Diamonds Are Forever from Mountain Magic by Eric Flint, Ryk E. Spoor

“Oooy!” Jodi breathed. “Rokhaset, these are just beautiful!”

I had to agree. The medallions were shaped—or maybe grown—transparent crystals with traces of glittering metal in them that looked like gold, surrounding a core of what had to be solid silver, covered with intricate designs that looked like completed versions of the symbols we’d seen on the Throne Room walls. I wondered if silver gave them problems to work, or if it was just the ferromagnetics that did. Overshadowing all the other features, though, was the crystal set in the very center. It, too, was transparent, but it didn’t merely pass light; it radiated light, a soft but unmistakable polychromatic glow that pulsed and flickered gently like a candle in the gentlest of breezes. As I admired it in the slowly-gathering dusk, I realized the whole medallion had a faint glow to it, though nothing like the glorious luminance from that central stone.

“What is that stone, Rokhaset? It’s incredible!”

“I am surprised, Jodi Goldman, Clinton Slade. How can you not recognize the stones over which we nearly shed blood? They are H’adamant, of course. The only appropriate choice.”

“Okay,” I said, “but what’d you do to ’em to make ’em glow like that?”

Rokhaset froze, looking almost comical. “Glow? Clinton Slade, I assure you—we have done nothing to them at all, save to shape them so they are faceted in a way that would reflect the light pleasingly for your eyes.”

“But . . . these look nothing at all like Jodi’s diamond! Well, yeah, they’re both transparent, but . . .”

I trailed off, a chill going down my spine as I realized what I was saying.

“Clinton Slade,” Rokhaset said, with a quiet intensity that showed how serious he was, “Look carefully at me and tell me what you see.”

We stared at Rokhaset. “Oh, my,” Jodi whispered.

In the dimming light, looking hard at Rokhaset, we could see that he glowed like our medallions. It was dim, yet with a sense of being contained—like being in a dark room and seeing the glow under the door from the brightly-lit hall beyond.

It was only then that I glanced at my watch, remembering just when we’d started eating. Twilight? At this time of night it ought to be damn near pitch black. Yet it only seemed to be late twilight—easy enough to see in, even if the shadows were pretty thick under the trees.

“Nowë Ro’vahari,” Rokhaset said in a tone of reverence. “Such things are mentioned in legends, from before the Makurada Demagon, but how they happened none could say. Perhaps the mikhsteri H’adamant, combined with the change in our peoples, has done this itself; perhaps the treacherous attack of the Lisharithada ruler, or our desperate treatments of its effects on you, has wrought this transformation. But somehow Nowë has seen fit to make you turan, at least in some way, as we do.”

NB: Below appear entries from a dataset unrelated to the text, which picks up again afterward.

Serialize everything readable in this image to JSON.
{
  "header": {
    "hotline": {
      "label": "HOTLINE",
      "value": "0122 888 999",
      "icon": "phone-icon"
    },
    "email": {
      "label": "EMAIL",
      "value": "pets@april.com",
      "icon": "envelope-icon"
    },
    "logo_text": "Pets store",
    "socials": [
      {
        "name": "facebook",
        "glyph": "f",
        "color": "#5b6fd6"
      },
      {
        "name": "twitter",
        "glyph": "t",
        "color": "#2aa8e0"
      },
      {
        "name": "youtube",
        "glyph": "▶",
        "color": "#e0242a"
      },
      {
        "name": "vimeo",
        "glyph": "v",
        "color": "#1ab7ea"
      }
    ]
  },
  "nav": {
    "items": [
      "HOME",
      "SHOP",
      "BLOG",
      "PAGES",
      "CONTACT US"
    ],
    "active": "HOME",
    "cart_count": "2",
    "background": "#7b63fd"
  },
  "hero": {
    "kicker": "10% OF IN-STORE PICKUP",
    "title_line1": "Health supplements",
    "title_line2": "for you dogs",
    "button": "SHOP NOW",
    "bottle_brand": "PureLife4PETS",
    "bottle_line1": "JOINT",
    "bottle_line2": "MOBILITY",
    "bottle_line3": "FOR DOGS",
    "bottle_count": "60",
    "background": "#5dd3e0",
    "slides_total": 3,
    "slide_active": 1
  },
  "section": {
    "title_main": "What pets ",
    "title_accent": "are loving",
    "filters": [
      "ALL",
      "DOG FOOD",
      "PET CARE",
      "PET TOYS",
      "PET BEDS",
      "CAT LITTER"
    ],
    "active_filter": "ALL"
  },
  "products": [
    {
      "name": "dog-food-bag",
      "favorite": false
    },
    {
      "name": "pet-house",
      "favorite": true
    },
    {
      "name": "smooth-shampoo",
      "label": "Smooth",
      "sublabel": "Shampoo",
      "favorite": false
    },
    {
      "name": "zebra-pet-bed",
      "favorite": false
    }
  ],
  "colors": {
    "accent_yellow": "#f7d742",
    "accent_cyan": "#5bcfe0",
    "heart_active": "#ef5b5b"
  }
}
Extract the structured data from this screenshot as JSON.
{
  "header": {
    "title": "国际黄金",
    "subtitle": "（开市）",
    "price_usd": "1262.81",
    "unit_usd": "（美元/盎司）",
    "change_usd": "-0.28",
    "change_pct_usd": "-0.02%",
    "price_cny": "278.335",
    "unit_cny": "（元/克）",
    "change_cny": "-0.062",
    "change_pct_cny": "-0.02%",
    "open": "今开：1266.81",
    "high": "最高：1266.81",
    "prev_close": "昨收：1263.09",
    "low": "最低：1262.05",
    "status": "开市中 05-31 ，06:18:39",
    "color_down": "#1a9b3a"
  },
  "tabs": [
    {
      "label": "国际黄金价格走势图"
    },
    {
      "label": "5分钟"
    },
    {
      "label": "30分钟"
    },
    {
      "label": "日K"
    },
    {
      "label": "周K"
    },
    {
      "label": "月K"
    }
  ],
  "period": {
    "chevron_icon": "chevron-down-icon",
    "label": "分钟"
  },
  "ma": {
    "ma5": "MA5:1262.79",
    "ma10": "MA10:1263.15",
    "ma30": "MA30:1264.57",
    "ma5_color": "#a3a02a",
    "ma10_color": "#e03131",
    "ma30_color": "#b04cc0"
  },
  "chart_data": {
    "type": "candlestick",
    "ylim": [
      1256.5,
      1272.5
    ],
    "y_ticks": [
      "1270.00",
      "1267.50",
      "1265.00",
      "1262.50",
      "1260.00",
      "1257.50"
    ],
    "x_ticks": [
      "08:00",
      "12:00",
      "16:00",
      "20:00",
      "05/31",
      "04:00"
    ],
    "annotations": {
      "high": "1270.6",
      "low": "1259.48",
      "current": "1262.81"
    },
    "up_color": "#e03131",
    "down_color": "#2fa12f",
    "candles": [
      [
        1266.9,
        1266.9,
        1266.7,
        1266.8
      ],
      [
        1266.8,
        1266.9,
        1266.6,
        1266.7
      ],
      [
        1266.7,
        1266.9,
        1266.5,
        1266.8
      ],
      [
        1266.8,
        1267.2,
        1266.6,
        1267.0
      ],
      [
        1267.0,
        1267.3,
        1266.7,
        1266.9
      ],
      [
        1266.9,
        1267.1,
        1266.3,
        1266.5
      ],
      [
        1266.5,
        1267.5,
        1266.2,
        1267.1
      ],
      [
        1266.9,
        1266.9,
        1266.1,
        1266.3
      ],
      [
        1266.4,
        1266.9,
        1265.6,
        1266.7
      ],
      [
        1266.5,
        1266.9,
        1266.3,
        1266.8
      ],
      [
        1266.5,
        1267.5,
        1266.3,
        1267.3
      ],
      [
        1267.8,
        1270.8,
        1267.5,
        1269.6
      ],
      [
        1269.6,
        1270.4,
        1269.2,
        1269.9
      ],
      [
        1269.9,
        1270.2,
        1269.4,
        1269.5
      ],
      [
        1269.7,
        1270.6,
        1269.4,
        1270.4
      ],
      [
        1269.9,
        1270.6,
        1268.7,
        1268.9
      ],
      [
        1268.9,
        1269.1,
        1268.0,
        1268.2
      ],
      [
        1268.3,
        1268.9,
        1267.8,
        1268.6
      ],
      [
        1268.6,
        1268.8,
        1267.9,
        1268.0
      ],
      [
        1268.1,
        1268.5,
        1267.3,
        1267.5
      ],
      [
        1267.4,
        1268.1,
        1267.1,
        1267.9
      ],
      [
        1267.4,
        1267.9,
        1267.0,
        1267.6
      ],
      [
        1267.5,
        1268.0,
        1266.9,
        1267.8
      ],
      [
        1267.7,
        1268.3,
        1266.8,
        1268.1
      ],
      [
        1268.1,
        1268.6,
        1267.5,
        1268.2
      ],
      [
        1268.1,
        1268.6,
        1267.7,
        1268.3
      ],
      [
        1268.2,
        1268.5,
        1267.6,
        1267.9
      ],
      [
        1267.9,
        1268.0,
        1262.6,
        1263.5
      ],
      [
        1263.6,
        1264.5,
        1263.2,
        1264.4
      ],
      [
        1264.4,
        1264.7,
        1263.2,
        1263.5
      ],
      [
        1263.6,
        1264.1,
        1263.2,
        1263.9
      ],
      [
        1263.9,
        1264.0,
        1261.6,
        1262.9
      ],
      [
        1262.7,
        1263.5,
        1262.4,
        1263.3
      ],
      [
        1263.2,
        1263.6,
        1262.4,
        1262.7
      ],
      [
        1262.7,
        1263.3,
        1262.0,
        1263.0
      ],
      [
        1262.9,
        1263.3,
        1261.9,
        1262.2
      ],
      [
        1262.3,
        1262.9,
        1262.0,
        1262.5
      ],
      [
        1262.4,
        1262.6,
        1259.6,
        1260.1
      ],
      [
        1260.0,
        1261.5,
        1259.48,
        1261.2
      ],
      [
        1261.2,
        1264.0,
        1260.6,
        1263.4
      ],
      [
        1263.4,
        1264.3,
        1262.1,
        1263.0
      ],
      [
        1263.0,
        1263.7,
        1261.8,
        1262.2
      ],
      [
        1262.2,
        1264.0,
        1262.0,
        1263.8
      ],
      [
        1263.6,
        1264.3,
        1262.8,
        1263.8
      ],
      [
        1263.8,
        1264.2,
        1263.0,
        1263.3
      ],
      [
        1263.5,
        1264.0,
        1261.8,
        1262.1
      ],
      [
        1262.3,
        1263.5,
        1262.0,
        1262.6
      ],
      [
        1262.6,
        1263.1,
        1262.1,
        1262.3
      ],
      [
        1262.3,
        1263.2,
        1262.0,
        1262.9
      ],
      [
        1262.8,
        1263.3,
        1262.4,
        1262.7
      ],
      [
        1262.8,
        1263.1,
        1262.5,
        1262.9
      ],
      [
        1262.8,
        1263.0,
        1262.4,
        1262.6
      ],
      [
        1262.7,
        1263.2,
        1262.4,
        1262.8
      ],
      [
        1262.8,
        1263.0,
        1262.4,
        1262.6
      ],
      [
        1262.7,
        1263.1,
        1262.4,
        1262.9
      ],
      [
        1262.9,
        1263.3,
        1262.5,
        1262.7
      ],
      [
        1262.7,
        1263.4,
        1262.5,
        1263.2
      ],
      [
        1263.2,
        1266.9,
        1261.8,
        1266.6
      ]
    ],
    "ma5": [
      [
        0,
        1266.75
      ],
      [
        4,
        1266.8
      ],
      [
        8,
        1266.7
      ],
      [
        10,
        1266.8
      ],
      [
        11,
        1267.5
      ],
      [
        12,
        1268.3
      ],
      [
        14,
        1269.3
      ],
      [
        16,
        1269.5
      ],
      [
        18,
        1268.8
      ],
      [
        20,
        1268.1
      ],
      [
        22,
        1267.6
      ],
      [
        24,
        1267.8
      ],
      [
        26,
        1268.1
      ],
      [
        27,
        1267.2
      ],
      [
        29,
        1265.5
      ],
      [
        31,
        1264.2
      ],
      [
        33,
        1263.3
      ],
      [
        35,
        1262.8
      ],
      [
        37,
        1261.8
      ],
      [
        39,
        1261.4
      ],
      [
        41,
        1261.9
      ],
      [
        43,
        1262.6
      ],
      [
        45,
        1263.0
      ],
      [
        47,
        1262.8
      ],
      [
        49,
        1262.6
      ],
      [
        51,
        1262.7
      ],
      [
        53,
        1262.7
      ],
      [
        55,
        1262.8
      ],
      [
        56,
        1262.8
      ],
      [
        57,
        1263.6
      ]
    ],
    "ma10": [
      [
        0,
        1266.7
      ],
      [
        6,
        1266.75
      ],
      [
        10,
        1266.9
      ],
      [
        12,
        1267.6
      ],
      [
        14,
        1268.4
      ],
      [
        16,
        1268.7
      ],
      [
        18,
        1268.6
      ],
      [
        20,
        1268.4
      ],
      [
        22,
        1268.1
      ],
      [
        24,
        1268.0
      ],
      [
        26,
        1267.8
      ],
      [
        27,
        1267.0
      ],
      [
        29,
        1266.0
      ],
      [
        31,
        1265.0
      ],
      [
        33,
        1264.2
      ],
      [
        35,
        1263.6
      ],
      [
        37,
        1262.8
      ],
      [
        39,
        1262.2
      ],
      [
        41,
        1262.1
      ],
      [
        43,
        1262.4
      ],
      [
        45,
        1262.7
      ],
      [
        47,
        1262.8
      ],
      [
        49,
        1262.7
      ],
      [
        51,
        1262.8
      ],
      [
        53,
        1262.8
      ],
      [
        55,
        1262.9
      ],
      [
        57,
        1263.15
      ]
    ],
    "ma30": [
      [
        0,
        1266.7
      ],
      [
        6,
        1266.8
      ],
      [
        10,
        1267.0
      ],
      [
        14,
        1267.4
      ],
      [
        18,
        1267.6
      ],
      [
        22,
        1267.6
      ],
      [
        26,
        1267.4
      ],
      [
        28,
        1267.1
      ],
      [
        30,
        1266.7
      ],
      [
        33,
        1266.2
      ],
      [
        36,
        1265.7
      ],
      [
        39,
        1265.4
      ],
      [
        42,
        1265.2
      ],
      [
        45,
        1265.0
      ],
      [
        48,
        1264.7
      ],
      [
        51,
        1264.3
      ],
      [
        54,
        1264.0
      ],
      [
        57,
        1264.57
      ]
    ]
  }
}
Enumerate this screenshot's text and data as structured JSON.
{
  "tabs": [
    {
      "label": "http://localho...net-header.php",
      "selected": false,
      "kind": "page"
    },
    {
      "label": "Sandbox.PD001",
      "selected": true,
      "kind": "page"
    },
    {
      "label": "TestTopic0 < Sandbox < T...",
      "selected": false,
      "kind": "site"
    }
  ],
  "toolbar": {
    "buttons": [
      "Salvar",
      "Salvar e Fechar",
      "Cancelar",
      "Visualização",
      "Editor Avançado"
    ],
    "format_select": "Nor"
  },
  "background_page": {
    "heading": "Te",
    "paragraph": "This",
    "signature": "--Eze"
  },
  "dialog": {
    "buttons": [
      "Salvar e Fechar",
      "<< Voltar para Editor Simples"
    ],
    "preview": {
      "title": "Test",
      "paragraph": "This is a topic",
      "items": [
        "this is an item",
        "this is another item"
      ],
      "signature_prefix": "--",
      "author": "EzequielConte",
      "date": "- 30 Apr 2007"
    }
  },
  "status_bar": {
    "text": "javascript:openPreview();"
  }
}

“Then I gotta apologize, Rokhaset. I thought you were overreacting when you realized we couldn’t see what happened when H’adamant died. Now . . . I think maybe y’all almost didn’t get mad enough.”

I wondered what else had changed about us. “I sure hope there aren’t any nasty side-effects waiting. Don’t want to go blind around metal, that’s for sure.”

“It is as Nowë wills it, Clinton Slade. Yet it would seem to me that her blessing is, for you, working as your normal sight, only . . . more so. It should, therefore, not be so sensitive to H’kuraden as ours, if at all.”

“I’m going to have to get to the lab!” Jodi exclaimed. “Clint, an entirely new sensing modality—even if we’re the only ones with it, just imagine what we could learn this way!”

“Whoa, whoa. One thing at a time. The important thing is that this solves our trading problem.”

Rokhaset laughed. “We spoke and the World heard us, and answered. So it has ever been, Clinton Slade, in the times when it was crucial. Nowë is pleased with you, Jodi Goldman, Clinton Slade. It is important to Her that we be friends. So She has provided.”

I was starting to realize that our pragmatic friend was also about as religious as a preacher. But if he wanted to see this as a miracle, what’d it matter? Heck, he might even be right! “Let’s just hope it doesn’t wear off.”